Andere Tirolerstädte haben von ihren Befestigungen mehr gerettet. Die gesamte Ringmauer und sämtliche Tortürme weist noch heute das Städtchen Glurns im obersten Vintschgau (Abb. 17, 37 u. 36) auf. Die einfachen, aber in ihren Massen außerordentlich schönen Türme tragen die Namen der in ihrer Himmelsrichtung gelegenen nächsten Ortschaften. Glurns, das 1308 zur Stadt erhoben wurde, diente den tiroler Landesfürsten als Bollwerk gegen die Engadiner, mit denen sie in steter Fehde lagen. Außerdem besitzen Klausen (Abb. 38), Feldkirch (Abb. 16 u. 44), Sterzing (Abb. 43 u. 42), Bruneck, Trient (Abb. 4) noch ihre gut konservierten Türme, ja selbst der Kurort Meran hat sich seine Tortürme (Abb. 46), trotz mancher Anfeindung seitens der Verkehrsfanatiker, zu erhalten gewußt. Von der einst so gewaltigen Befestigung Arcos (Abb. 127) sind seit dem Jahre 1703, da die Franzosen die Stadt und Festung nach mehrtägiger Belagerung einnahmen, nur mehr Ruinen vorhanden, die den Burgfelsen von Arco malerisch schmücken.
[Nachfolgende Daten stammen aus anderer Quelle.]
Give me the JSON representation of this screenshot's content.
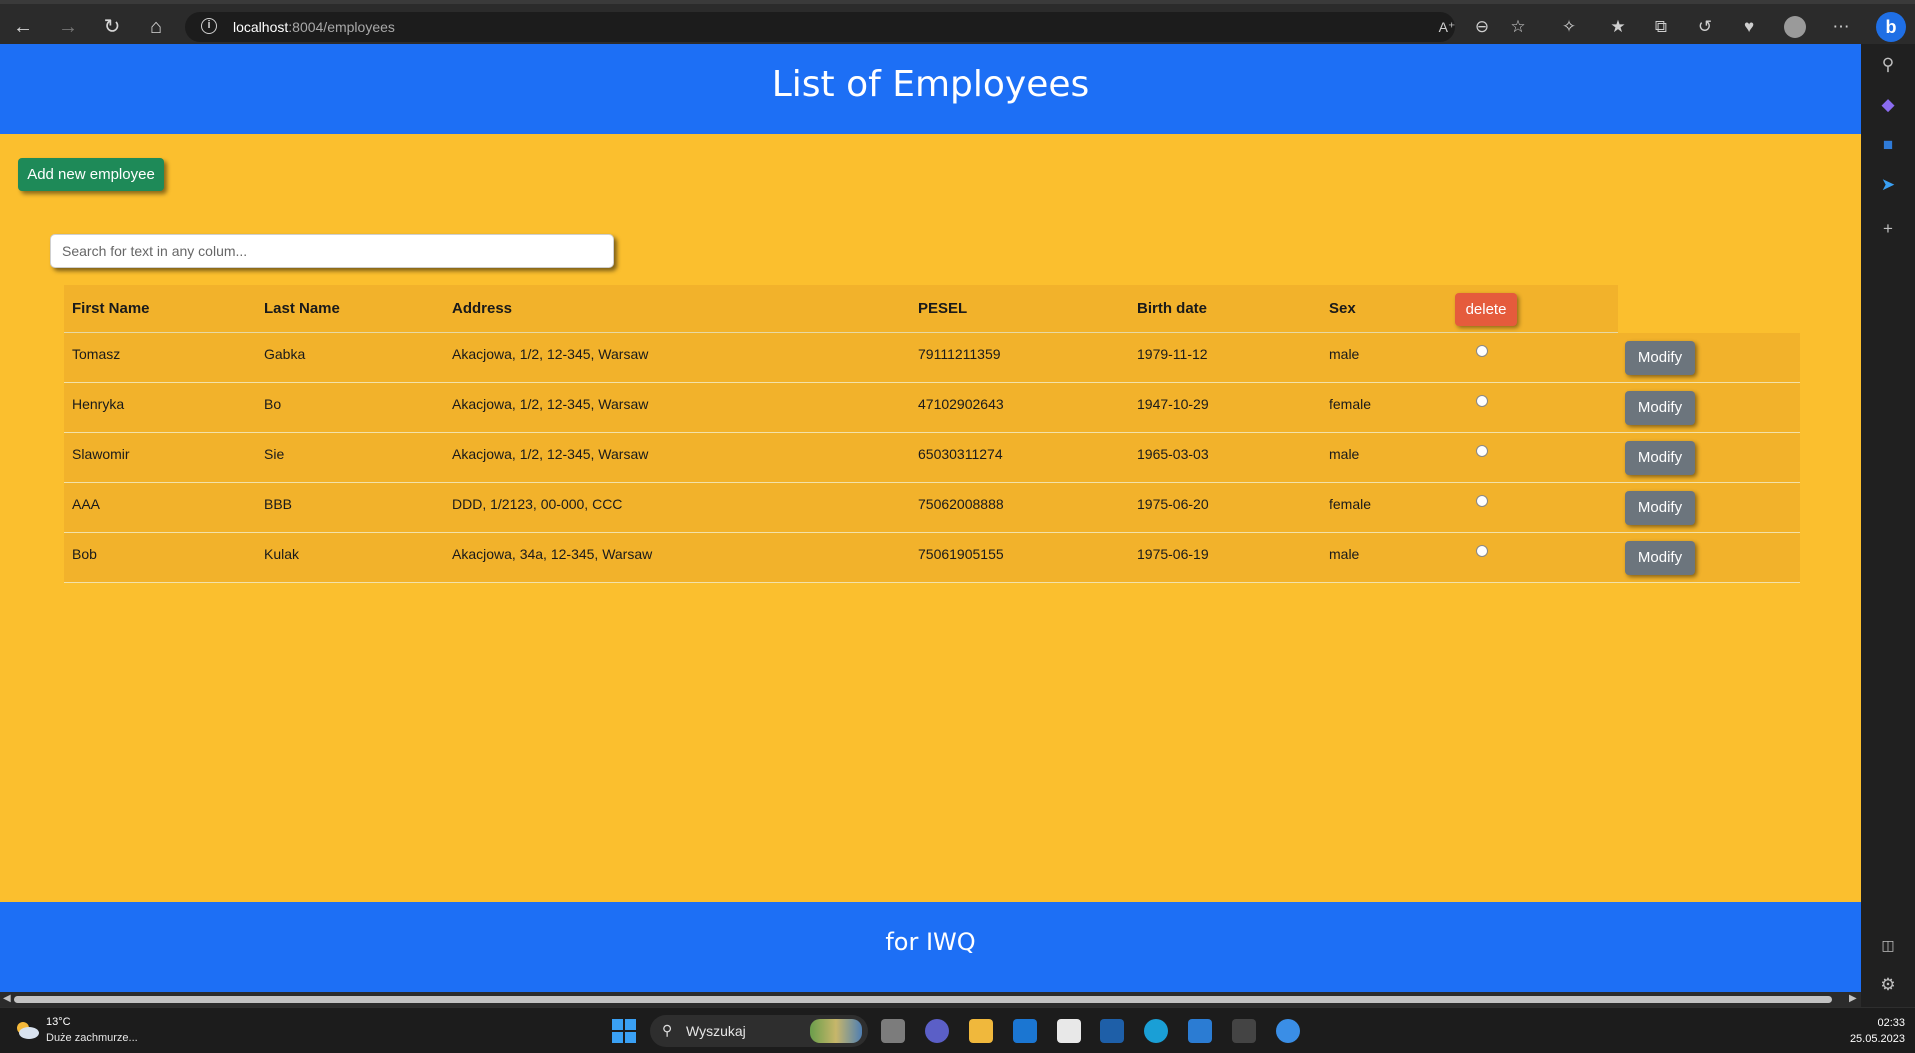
{
  "browser": {
    "url_host": "localhost",
    "url_rest": ":8004/employees"
  },
  "page": {
    "title": "List of Employees",
    "add_button": "Add new employee",
    "search_placeholder": "Search for text in any colum...",
    "delete_button": "delete",
    "modify_button": "Modify",
    "footer": "for IWQ"
  },
  "table": {
    "columns": [
      "First Name",
      "Last Name",
      "Address",
      "PESEL",
      "Birth date",
      "Sex"
    ],
    "rows": [
      [
        "Tomasz",
        "Gabka",
        "Akacjowa, 1/2, 12-345, Warsaw",
        "79111211359",
        "1979-11-12",
        "male"
      ],
      [
        "Henryka",
        "Bo",
        "Akacjowa, 1/2, 12-345, Warsaw",
        "47102902643",
        "1947-10-29",
        "female"
      ],
      [
        "Slawomir",
        "Sie",
        "Akacjowa, 1/2, 12-345, Warsaw",
        "65030311274",
        "1965-03-03",
        "male"
      ],
      [
        "AAA",
        "BBB",
        "DDD, 1/2123, 00-000, CCC",
        "75062008888",
        "1975-06-20",
        "female"
      ],
      [
        "Bob",
        "Kulak",
        "Akacjowa, 34a, 12-345, Warsaw",
        "75061905155",
        "1975-06-19",
        "male"
      ]
    ]
  },
  "taskbar": {
    "weather_temp": "13°C",
    "weather_desc": "Duże zachmurze...",
    "search_label": "Wyszukaj",
    "time": "02:33",
    "date": "25.05.2023"
  },
  "colors": {
    "header_blue": "#1d6ff5",
    "page_yellow": "#fbbf2e",
    "add_green": "#1e8a58",
    "delete_red": "#e55b3c",
    "modify_gray": "#6c757d"
  }
}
Den schönsten historischen Turm besitzt unter allen Tiroler Städten Hall in dem »Münzerturm« (Abb. 39), so benannt, weil er in späterer Zeit als Münzwerkstätte dienen mußte. Er ist in seiner kraftvollen, originellen Bauweise – auf einem runden Fundament sitzt ein zehneckiges, vorgekragtes dreistöckiges Mittelstück, das dann wieder in ein rundes, von einer spitzen Haube bedecktes Schlußstück endet – ein Gleichnis des Charakters der alten Haller Bürger, die die Freiheit ihrer Stadt mit großer Tapferkeit zu verteidigen wußten und mehr als eine Belagerung durch bayrische Invasionstruppen erfolgreich abschlugen. Mit ihm in enger Verbindung steht das Münzertor (Abb. 41).
Daß mitunter auch zu anderen Zwecken als zu kriegerischen erbaute Mauern ein Stadtbild angenehm umrahmen können, zeigen die Klostermauern von Cavalese (Abb. 45).